Enclosure, Bridia, Co. Kerry
Co. Kerry |
Enclosures
On the south-eastern slopes of Curraghmore, in the Bridia Valley of County Kerry, there is a small stone enclosure that does not appear on any Ordnance Survey map.
It sits on open mountain terrain, unremarked and untrailed, an oval of drystone walling built from boulders and large slabs set on edge. The wall runs to roughly a metre in height and a metre in width, enclosing an area of about 12 by 10 metres. At its centre, the remains of a circular hut survive; the interior diameter is just 2.5 metres, the walls reduced now to little more than 30 centimetres above the ground. The scale of it is domestic, even intimate, but the location raises quiet questions about who built it, and why, and for how long anyone called this exposed hillside home.
Drystone enclosures of this kind, built without mortar and relying on the careful selection and placement of stone, are found across upland Ireland and often prove difficult to date with confidence.

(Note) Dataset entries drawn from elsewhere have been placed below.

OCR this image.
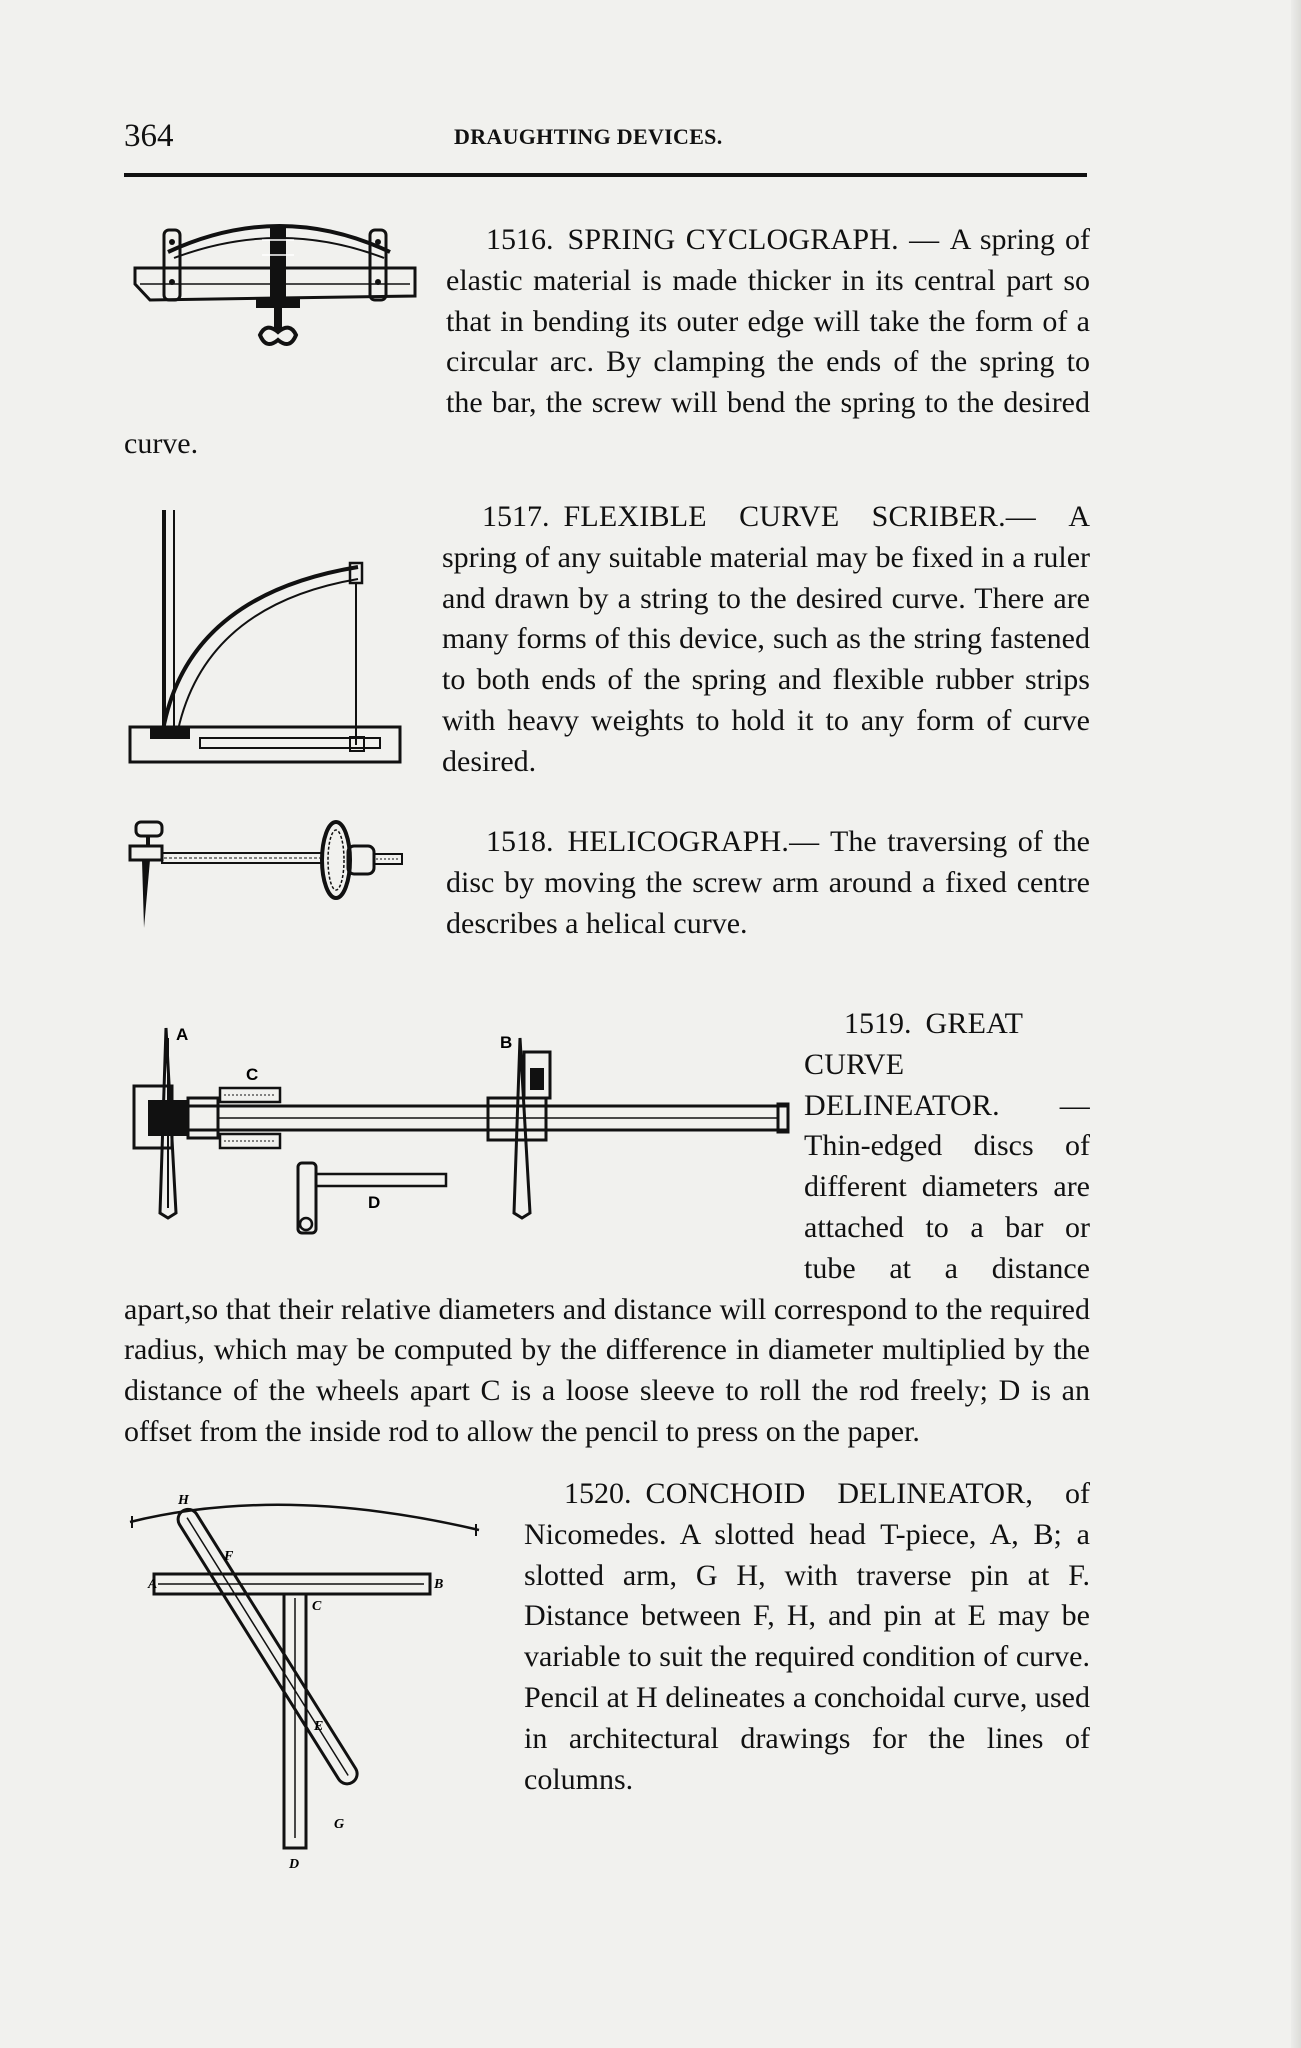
364	DRAUGHTING DEVICES.
A
C
B
D
H
F
A	B
C
E
G
D
1516. SPRING CYCLOGRAPH. — A spring of elastic material is made thicker in its central part so that in bending its outer edge will take the form of a circular arc. By clamping the ends of the spring to the bar, the screw will bend the spring to the desired curve.
1517. FLEXIBLE CURVE SCRIBER.— A spring of any suitable material may be fixed in a ruler and drawn by a string to the desired curve. There are many forms of this device, such as the string fastened to both ends of the spring and flexible rubber strips with heavy weights to hold it to any form of curve desired.
1518. HELICOGRAPH.— The traversing of the disc by moving the screw arm around a fixed centre describes a helical curve.
1519. GREAT CURVE DELINEATOR. — Thin-edged discs of different diameters are attached to a bar or tube at a distance apart,so that their relative diameters and distance will correspond to the required radius, which may be computed by the difference in diameter multiplied by the distance of the wheels apart C is a loose sleeve to roll the rod freely; D is an offset from the inside rod to allow the pencil to press on the paper.
1520. CONCHOID DELINEATOR, of Nicomedes. A slotted head T-piece, A, B; a slotted arm, G H, with traverse pin at F. Distance between F, H, and pin at E may be variable to suit the required condition of curve. Pencil at H delineates a conchoidal curve, used in architectural drawings for the lines of columns.
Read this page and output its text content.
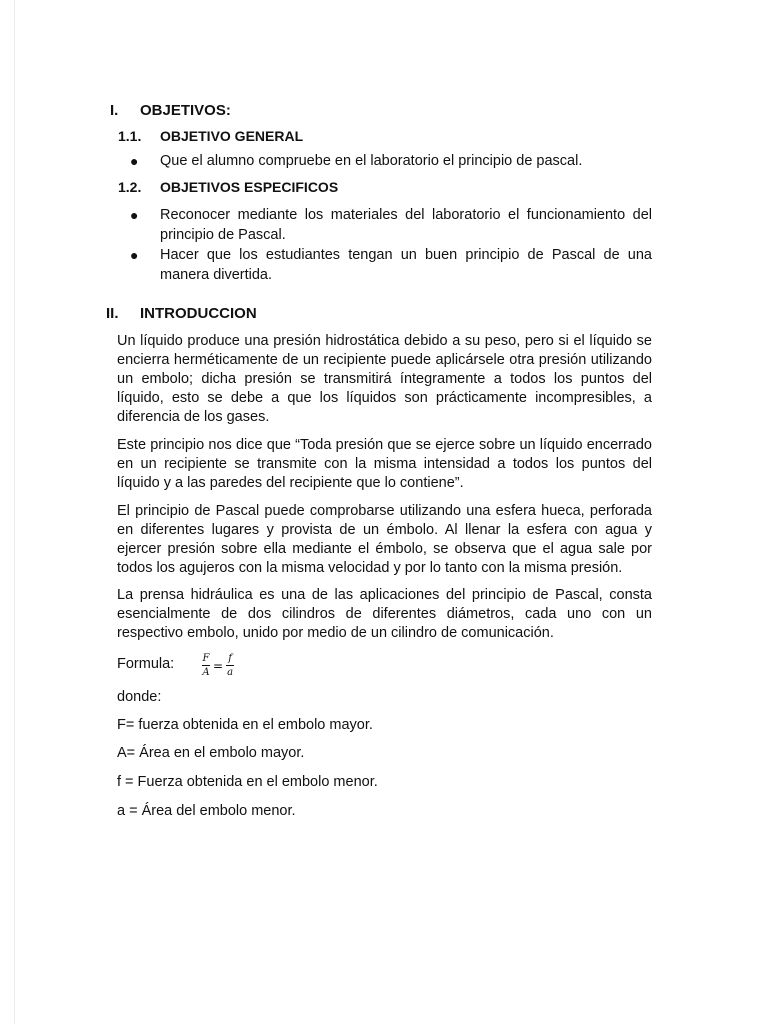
I. OBJETIVOS:
1.1. OBJETIVO GENERAL
● Que el alumno compruebe en el laboratorio el principio de pascal.
1.2. OBJETIVOS ESPECIFICOS
● Reconocer mediante los materiales del laboratorio el funcionamiento del principio de Pascal.
● Hacer que los estudiantes tengan un buen principio de Pascal de una manera divertida.
II. INTRODUCCION
Un líquido produce una presión hidrostática debido a su peso, pero si el líquido se encierra herméticamente de un recipiente puede aplicársele otra presión utilizando un embolo; dicha presión se transmitirá íntegramente a todos los puntos del líquido, esto se debe a que los líquidos son prácticamente incompresibles, a diferencia de los gases.
Este principio nos dice que “Toda presión que se ejerce sobre un líquido encerrado en un recipiente se transmite con la misma intensidad a todos los puntos del líquido y a las paredes del recipiente que lo contiene”.
El principio de Pascal puede comprobarse utilizando una esfera hueca, perforada en diferentes lugares y provista de un émbolo. Al llenar la esfera con agua y ejercer presión sobre ella mediante el émbolo, se observa que el agua sale por todos los agujeros con la misma velocidad y por lo tanto con la misma presión.
La prensa hidráulica es una de las aplicaciones del principio de Pascal, consta esencialmente de dos cilindros de diferentes diámetros, cada uno con un respectivo embolo, unido por medio de un cilindro de comunicación.
Formula:	$\frac{F}{A} = \frac{f}{a}$
donde:
F= fuerza obtenida en el embolo mayor.
A= Área en el embolo mayor.
f = Fuerza obtenida en el embolo menor.
a = Área del embolo menor.
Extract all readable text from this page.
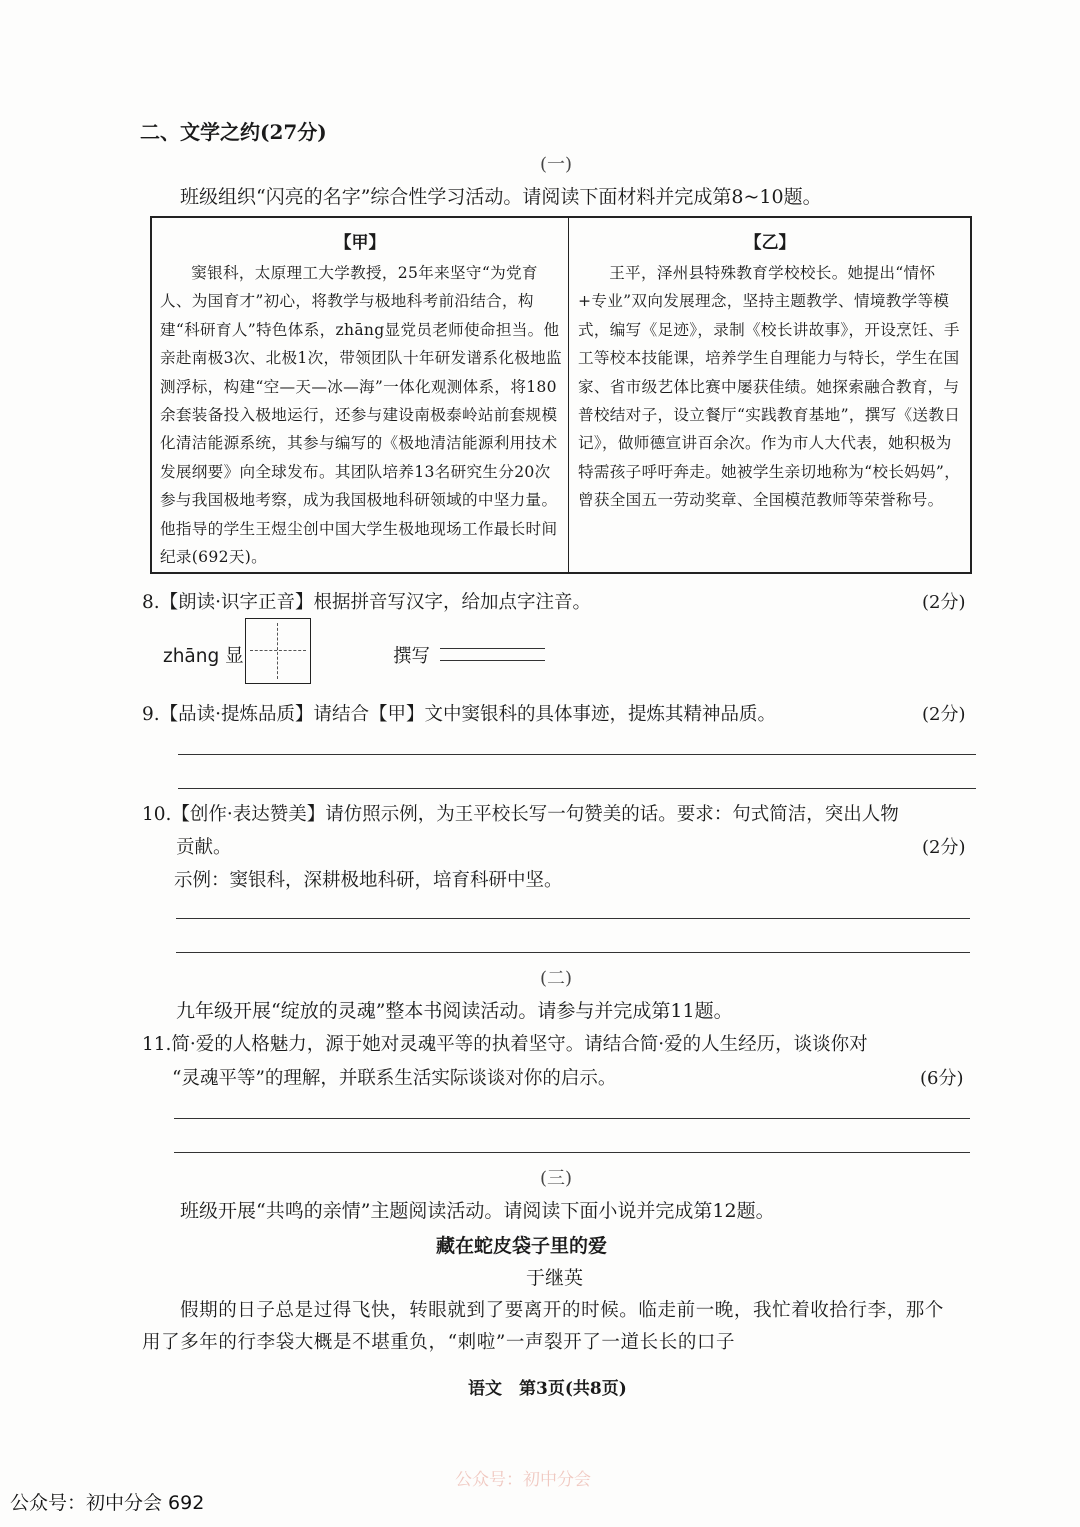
二、文学之约(27分)
(一)
班级组织“闪亮的名字”综合性学习活动。请阅读下面材料并完成第8~10题。
【甲】
窦银科，太原理工大学教授，25年来坚守“为党育人、为国育才”初心，将教学与极地科考前沿结合，构建“科研育人”特色体系，zhāng显党员老师使命担当。他亲赴南极3次、北极1次，带领团队十年研发谱系化极地监测浮标，构建“空—天—冰—海”一体化观测体系，将180余套装备投入极地运行，还参与建设南极泰岭站前套规模化清洁能源系统，其参与编写的《极地清洁能源利用技术发展纲要》向全球发布。其团队培养13名研究生分20次参与我国极地考察，成为我国极地科研领域的中坚力量。他指导的学生王煜尘创中国大学生极地现场工作最长时间纪录(692天)。
【乙】
王平，泽州县特殊教育学校校长。她提出“情怀+专业”双向发展理念，坚持主题教学、情境教学等模式，编写《足迹》，录制《校长讲故事》，开设烹饪、手工等校本技能课，培养学生自理能力与特长，学生在国家、省市级艺体比赛中屡获佳绩。她探索融合教育，与普校结对子，设立餐厅“实践教育基地”，撰写《送教日记》，做师德宣讲百余次。作为市人大代表，她积极为特需孩子呼吁奔走。她被学生亲切地称为“校长妈妈”，曾获全国五一劳动奖章、全国模范教师等荣誉称号。
8.【朗读·识字正音】根据拼音写汉字，给加点字注音。	(2分)
zhāng 显	撰写
9.【品读·提炼品质】请结合【甲】文中窦银科的具体事迹，提炼其精神品质。	(2分)
10.【创作·表达赞美】请仿照示例，为王平校长写一句赞美的话。要求：句式简洁，突出人物
贡献。	(2分)
示例：窦银科，深耕极地科研，培育科研中坚。
(二)
九年级开展“绽放的灵魂”整本书阅读活动。请参与并完成第11题。
11.简·爱的人格魅力，源于她对灵魂平等的执着坚守。请结合简·爱的人生经历，谈谈你对
“灵魂平等”的理解，并联系生活实际谈谈对你的启示。	(6分)
(三)
班级开展“共鸣的亲情”主题阅读活动。请阅读下面小说并完成第12题。
藏在蛇皮袋子里的爱
于继英
假期的日子总是过得飞快，转眼就到了要离开的时候。临走前一晚，我忙着收拾行李，那个
用了多年的行李袋大概是不堪重负，“刺啦”一声裂开了一道长长的口子
语文　第3页(共8页)
公众号：初中分会
公众号：初中分会 692
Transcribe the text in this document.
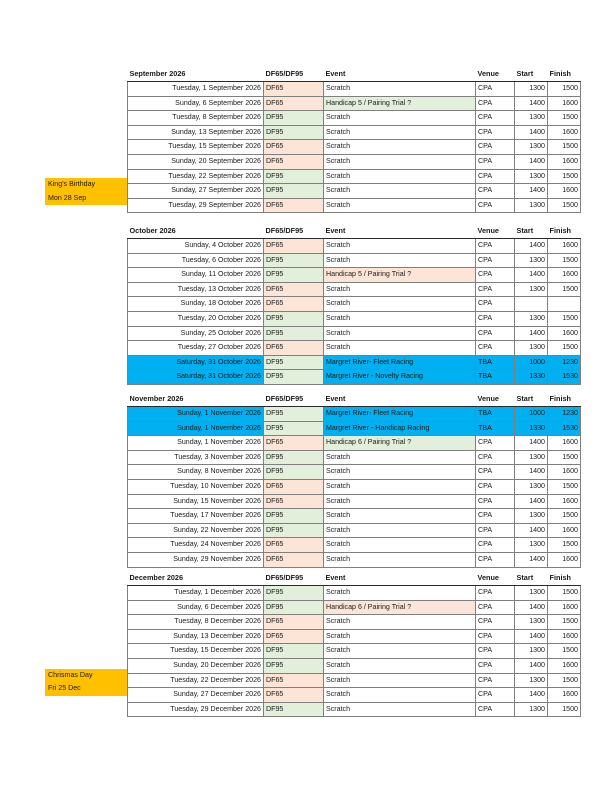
King's Birthday
Mon 28 Sep
September 2026	DF65/DF95	Event	Venue	Start	Finish
Tuesday, 1 September 2026	DF65	Scratch	CPA	1300	1500
Sunday, 6 September 2026	DF65	Handicap 5 / Pairing Trial ?	CPA	1400	1600
Tuesday, 8 September 2026	DF95	Scratch	CPA	1300	1500
Sunday, 13 September 2026	DF95	Scratch	CPA	1400	1600
Tuesday, 15 September 2026	DF65	Scratch	CPA	1300	1500
Sunday, 20 September 2026	DF65	Scratch	CPA	1400	1600
Tuesday, 22 September 2026	DF95	Scratch	CPA	1300	1500
Sunday, 27 September 2026	DF95	Scratch	CPA	1400	1600
Tuesday, 29 September 2026	DF65	Scratch	CPA	1300	1500
October 2026	DF65/DF95	Event	Venue	Start	Finish
Sunday, 4 October 2026	DF65	Scratch	CPA	1400	1600
Tuesday, 6 October 2026	DF95	Scratch	CPA	1300	1500
Sunday, 11 October 2026	DF95	Handicap 5 / Pairing Trial ?	CPA	1400	1600
Tuesday, 13 October 2026	DF65	Scratch	CPA	1300	1500
Sunday, 18 October 2026	DF65	Scratch	CPA		
Tuesday, 20 October 2026	DF95	Scratch	CPA	1300	1500
Sunday, 25 October 2026	DF95	Scratch	CPA	1400	1600
Tuesday, 27 October 2026	DF65	Scratch	CPA	1300	1500
Saturday, 31 October 2026	DF95	Margret River- Fleet Racing	TBA	1000	1230
Saturday, 31 October 2026	DF95	Margret River - Novelty Racing	TBA	1330	1530
November 2026	DF65/DF95	Event	Venue	Start	Finish
Sunday, 1 November 2026	DF95	Margret River- Fleet Racing	TBA	1000	1230
Sunday, 1 November 2026	DF95	Margret River - Handicap Racing	TBA	1330	1530
Sunday, 1 November 2026	DF65	Handicap 6 / Pairing Trial ?	CPA	1400	1600
Tuesday, 3 November 2026	DF95	Scratch	CPA	1300	1500
Sunday, 8 November 2026	DF95	Scratch	CPA	1400	1600
Tuesday, 10 November 2026	DF65	Scratch	CPA	1300	1500
Sunday, 15 November 2026	DF65	Scratch	CPA	1400	1600
Tuesday, 17 November 2026	DF95	Scratch	CPA	1300	1500
Sunday, 22 November 2026	DF95	Scratch	CPA	1400	1600
Tuesday, 24 November 2026	DF65	Scratch	CPA	1300	1500
Sunday, 29 November 2026	DF65	Scratch	CPA	1400	1600
Chrismas Day
Fri 25 Dec
December 2026	DF65/DF95	Event	Venue	Start	Finish
Tuesday, 1 December 2026	DF95	Scratch	CPA	1300	1500
Sunday, 6 December 2026	DF95	Handicap 6 / Pairing Trial ?	CPA	1400	1600
Tuesday, 8 December 2026	DF65	Scratch	CPA	1300	1500
Sunday, 13 December 2026	DF65	Scratch	CPA	1400	1600
Tuesday, 15 December 2026	DF95	Scratch	CPA	1300	1500
Sunday, 20 December 2026	DF95	Scratch	CPA	1400	1600
Tuesday, 22 December 2026	DF65	Scratch	CPA	1300	1500
Sunday, 27 December 2026	DF65	Scratch	CPA	1400	1600
Tuesday, 29 December 2026	DF95	Scratch	CPA	1300	1500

They could belong to early medieval farming activity, to seasonal transhumance, the practice of moving livestock to higher pastures in summer, or to later periods of land use pressure. The Bridia Valley sits within the Iveragh Peninsula, one of the most archaeologically dense landscapes in Ireland, and this enclosure was recorded and described by A. O'Sullivan and J. Sheehan in their archaeological survey of south Kerry, published by Cork University Press in 1996. The circular hut at the enclosure's centre is a common feature of such sites; small, single-roomed structures of this type served as shelters for those watching over animals, or as more permanent dwellings in periods when upland ground was more intensively worked than it is today.